Assay for biomarker could reduce need for biopsies

A simple test might reveal whether a kidney transplant recipient is at imminent risk of organ rejection. A study finds that the test, which checks urine levels of an immune protein, might lessen the need for kidney biopsies in some patients and pinpoint others who might safely reduce their dose of immune-suppressing drugs.

Increases in urine levels of the immune protein, called CXCL9, often show up in patients a month before an episode of organ rejection, researchers report August 22 in the American Journal of Transplantation. “That could be pretty useful,” says Kim Solez, a pathologist at the University of Alberta in Edmonton, Canada, who has worked on standards for assessing biopsy data from transplant recipients. In a best-case scenario, screening for CXCL9 and other biomarkers would do no harm and might benefit many patients. “But it depends on how reliable it is,” says Solez, who wasn’t part of the study team.

A kidney biopsy – surgical removal of a small piece of tissue – is the standard procedure for determining if a transplanted organ is in danger. In rejection, the immune system attacks the organ, damaging tissue and posing the risk of kidney failure, meaning that the organ stops filtering blood. Rejection can be gradual or sudden. Doctors can treat rejection with strong immune suppressants, but early symptoms such as fever can be hard to interpret and misleading.  

Doctors resort to biopsies when blood tests or symptoms show signs of rejection.
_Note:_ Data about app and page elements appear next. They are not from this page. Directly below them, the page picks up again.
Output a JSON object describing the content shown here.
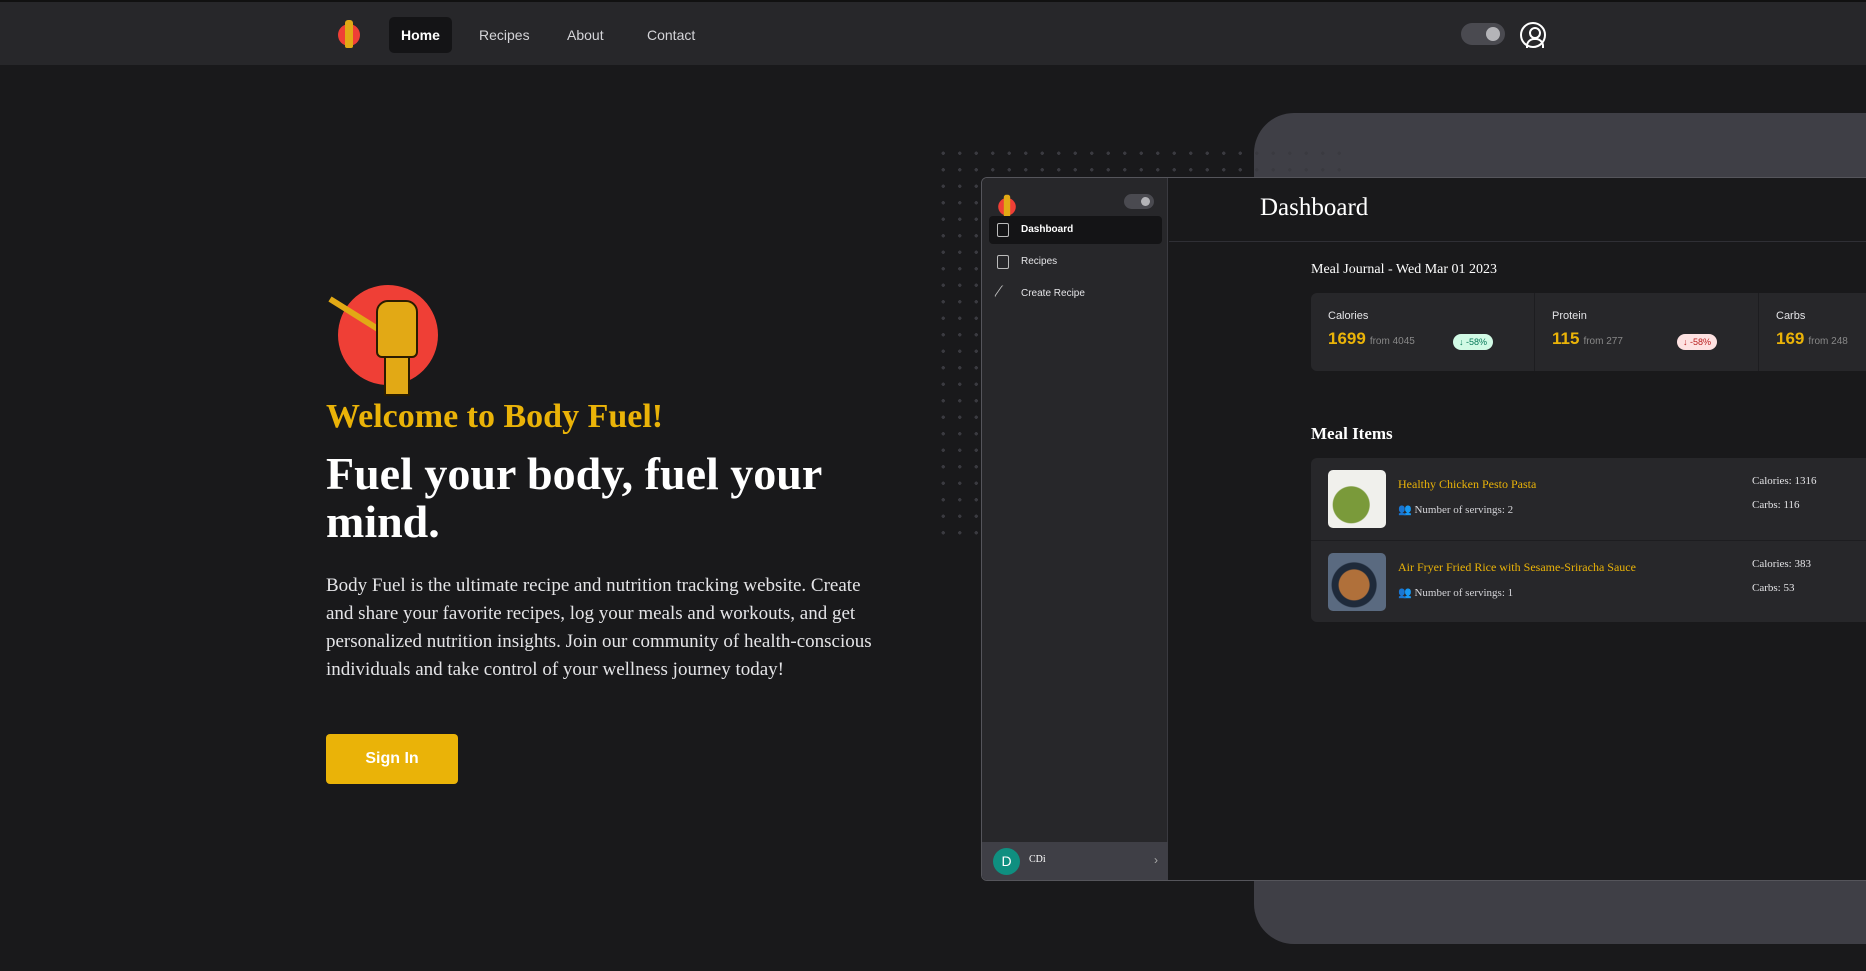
{
  "nav": {
    "links": [
      "Home",
      "Recipes",
      "About",
      "Contact"
    ]
  },
  "hero": {
    "welcome": "Welcome to Body Fuel!",
    "headline": "Fuel your body, fuel your mind.",
    "paragraph": "Body Fuel is the ultimate recipe and nutrition tracking website. Create and share your favorite recipes, log your meals and workouts, and get personalized nutrition insights. Join our community of health-conscious individuals and take control of your wellness journey today!",
    "signin": "Sign In"
  },
  "preview": {
    "sidebar": {
      "items": [
        "Dashboard",
        "Recipes",
        "Create Recipe"
      ],
      "user_initial": "D",
      "user_name": "CDi"
    },
    "title": "Dashboard",
    "journal": "Meal Journal - Wed Mar 01 2023",
    "stats": [
      {
        "label": "Calories",
        "value": "1699",
        "from": "from 4045",
        "change": "-58%"
      },
      {
        "label": "Protein",
        "value": "115",
        "from": "from 277",
        "change": "-58%"
      },
      {
        "label": "Carbs",
        "value": "169",
        "from": "from 248"
      }
    ],
    "meal_items_title": "Meal Items",
    "meals": [
      {
        "name": "Healthy Chicken Pesto Pasta",
        "servings": "Number of servings: 2",
        "calories": "Calories: 1316",
        "carbs": "Carbs: 116"
      },
      {
        "name": "Air Fryer Fried Rice with Sesame-Sriracha Sauce",
        "servings": "Number of servings: 1",
        "calories": "Calories: 383",
        "carbs": "Carbs: 53"
      }
    ]
  }
}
But even when seemingly necessary, many biopsies find that a patient isn’t having an acute rejection episode, says study coauthor Peter Heeger, a transplant nephrologist at Mount Sinai Hospital in New York City. Sometimes the patient’s symptoms come from fighting an infection.

Because of these vagaries, less-invasive and more-accurate tests would ease the burden on patients and improve doctors’ ability to monitor transplants, he says. Toward that end, Heeger and his colleagues evaluated 258 kidney recipients by testing samples of their urine periodically for up to two years after their surgeries.
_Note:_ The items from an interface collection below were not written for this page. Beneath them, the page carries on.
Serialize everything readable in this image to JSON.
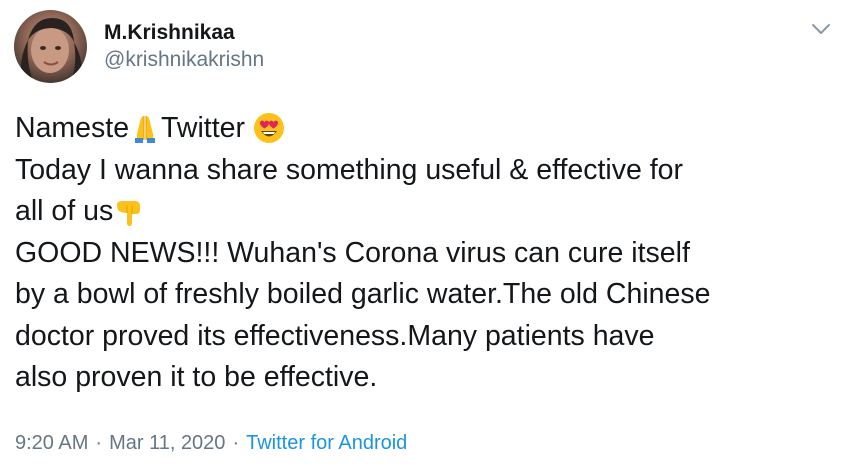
{
  "user": {
    "display_name": "M.Krishnikaa",
    "handle": "@krishnikakrishn"
  },
  "tweet": {
    "line1_a": "Nameste",
    "line1_b": "Twitter ",
    "line2": "Today I wanna share something useful & effective for",
    "line3": "all of us",
    "line4": "GOOD NEWS!!!  Wuhan's Corona virus can cure itself",
    "line5": "by a bowl of freshly boiled garlic water.The old Chinese",
    "line6": "doctor proved its effectiveness.Many patients have",
    "line7": "also proven it to be effective."
  },
  "icons": {
    "caret": "chevron-down-icon",
    "emoji1": "folded-hands-emoji",
    "emoji2": "heart-eyes-emoji",
    "emoji3": "pointing-down-emoji"
  },
  "meta": {
    "time": "9:20 AM",
    "separator1": "·",
    "date": "Mar 11, 2020",
    "separator2": "·",
    "source": "Twitter for Android"
  },
  "colors": {
    "text": "#14171a",
    "secondary": "#657786",
    "link": "#1b95e0"
  }
}
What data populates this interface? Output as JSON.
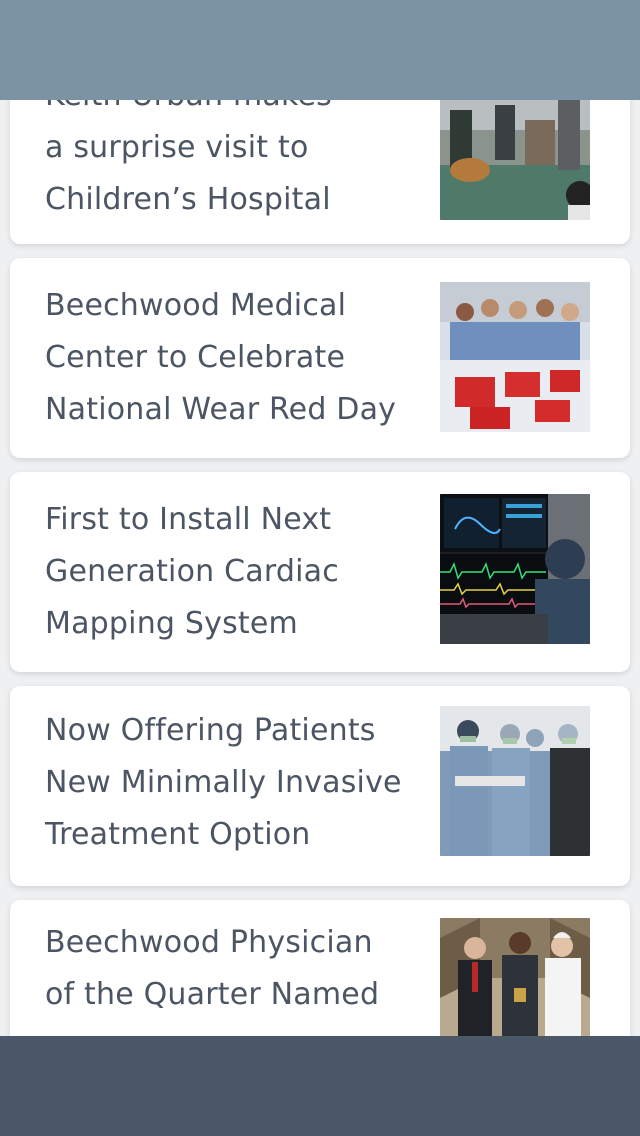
{
  "articles": [
    {
      "title_lines": [
        "Keith Urban makes",
        "a surprise visit to",
        "Children’s Hospital"
      ],
      "image": "keith-urban-visit-photo"
    },
    {
      "title_lines": [
        "Beechwood Medical",
        "Center to Celebrate",
        "National Wear Red Day"
      ],
      "image": "newborns-red-day-photo"
    },
    {
      "title_lines": [
        "First to Install Next",
        "Generation Cardiac",
        "Mapping System"
      ],
      "image": "cardiac-mapping-monitors-photo"
    },
    {
      "title_lines": [
        "Now Offering Patients",
        "New Minimally Invasive",
        "Treatment Option"
      ],
      "image": "surgical-team-photo"
    },
    {
      "title_lines": [
        "Beechwood Physician",
        "of the Quarter Named",
        ""
      ],
      "image": "physician-award-photo"
    }
  ]
}
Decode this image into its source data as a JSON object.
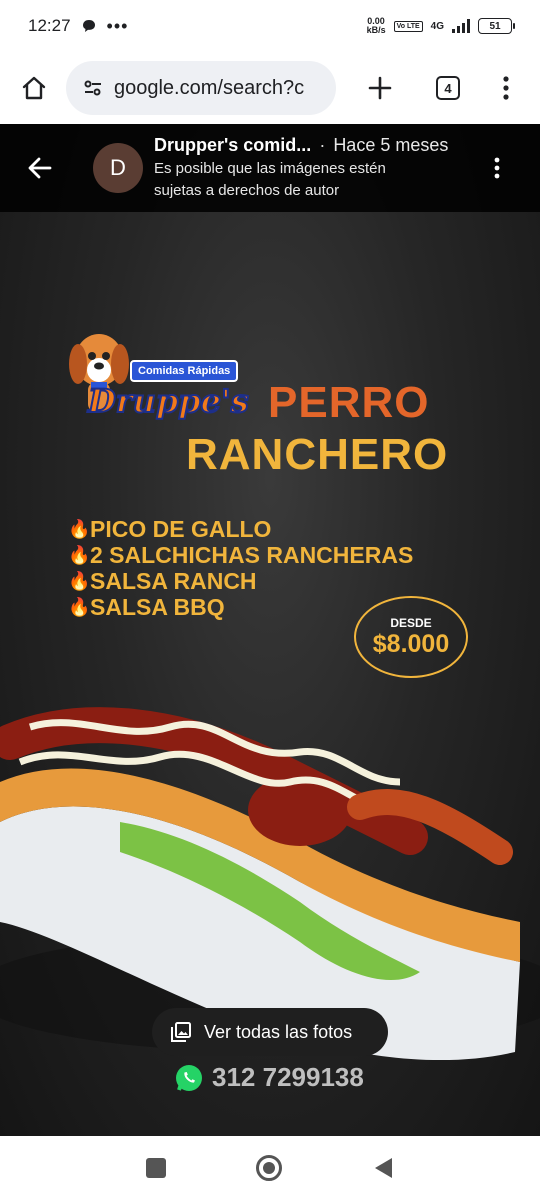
{
  "status_bar": {
    "time": "12:27",
    "net_speed_value": "0.00",
    "net_speed_unit": "kB/s",
    "volte": "Vo LTE",
    "network": "4G",
    "battery": "51",
    "icons": [
      "chat-bubble-icon",
      "more-dots-icon",
      "signal-icon",
      "battery-icon"
    ]
  },
  "browser": {
    "url": "google.com/search?c",
    "tab_count": "4",
    "icons": [
      "home-icon",
      "site-settings-icon",
      "new-tab-icon",
      "tab-switcher-icon",
      "menu-icon"
    ]
  },
  "image_viewer": {
    "avatar_letter": "D",
    "source": "Drupper's comid...",
    "separator": "·",
    "time_ago": "Hace 5 meses",
    "copyright_line1": "Es posible que las imágenes estén",
    "copyright_line2": "sujetas a derechos de autor",
    "all_photos_button": "Ver todas las fotos"
  },
  "promo": {
    "brand_tagline": "Comidas Rápidas",
    "brand_name": "Druppe's",
    "title_line1": "PERRO",
    "title_line2": "RANCHERO",
    "ingredients": [
      "PICO DE GALLO",
      "2 SALCHICHAS RANCHERAS",
      "SALSA RANCH",
      "SALSA BBQ"
    ],
    "price_label": "DESDE",
    "price": "$8.000",
    "phone": "312 7299138"
  },
  "colors": {
    "accent_orange": "#e4662a",
    "accent_yellow": "#f1b53c",
    "whatsapp_green": "#25d366",
    "viewer_bg": "#262626"
  }
}
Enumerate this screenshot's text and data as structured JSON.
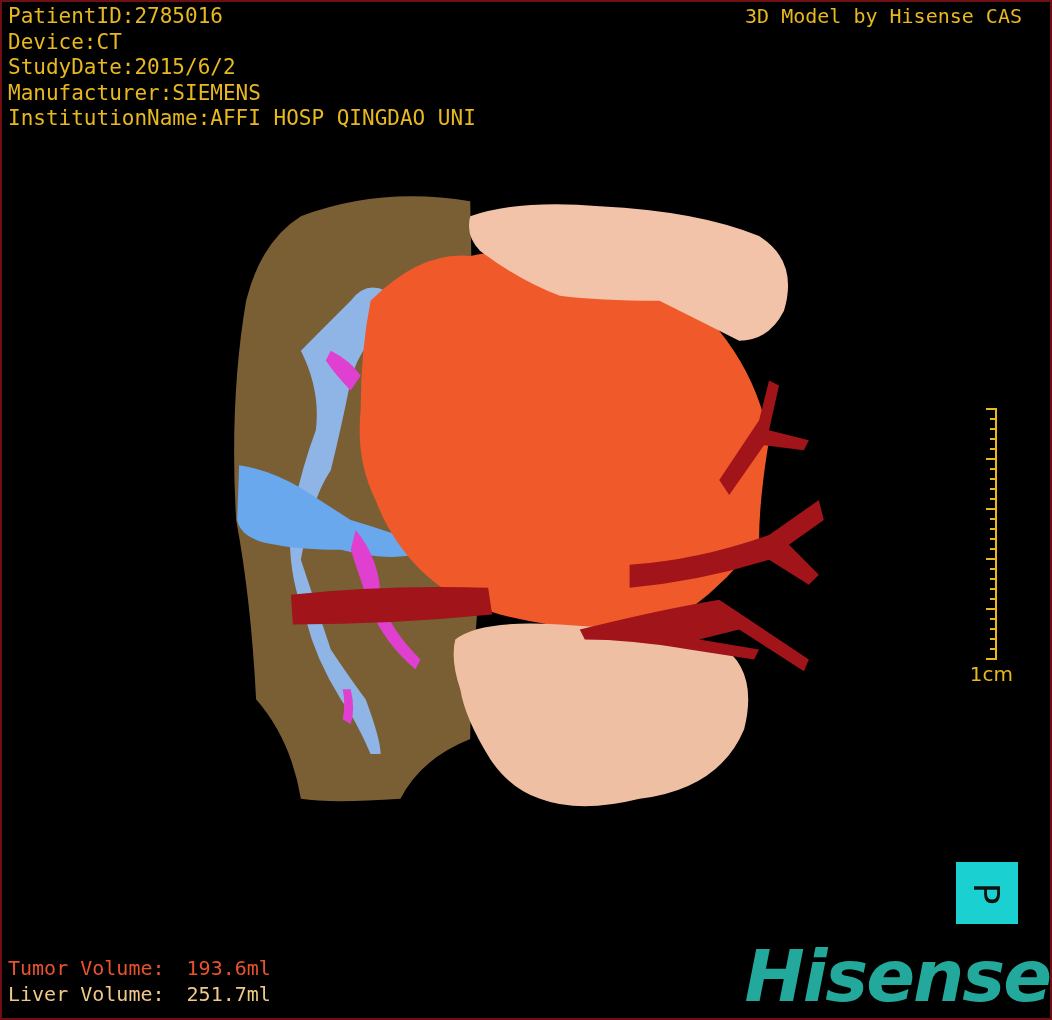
{
  "study_info": [
    "PatientID:2785016",
    "Device:CT",
    "StudyDate:2015/6/2",
    "Manufacturer:SIEMENS",
    "InstitutionName:AFFI HOSP QINGDAO UNI"
  ],
  "header_right": "3D Model by Hisense CAS",
  "scale_bar": {
    "label": "1cm"
  },
  "orientation_marker": {
    "label": "P"
  },
  "volumes": [
    {
      "label": "Tumor Volume:",
      "value": "193.6ml",
      "color": "#e8532e"
    },
    {
      "label": "Liver Volume:",
      "value": "251.7ml",
      "color": "#f0c88a"
    }
  ],
  "logo": "Hisense"
}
During the study, 79 patients underwent a biopsy after doctors observed suspicious symptoms or blood readings. Some of these patients were indeed in the throes of kidney rejection, and some weren’t. The still-experimental urine tests revealed that patients with high levels of CXCL9 had a tripled likelihood of rejection compared with those with low readings. Having low CXCL9 levels also indicated better blood filtration in the donor kidney, other tests showed.

Transplant recipients routinely get drugs to suppress their immune systems, but these medicines leave the patient susceptible to infection and some, such as steroids, can cause disagreeable side effects. With further testing, Heeger says, the urine test might identify patients who have low CXCL9 levels and thus might require less immune suppression since they would have a lower rejection risk.

Editor’s Note: This story was updated on September 10, 2013 to correct the number of patients in the study who underwent biopsies.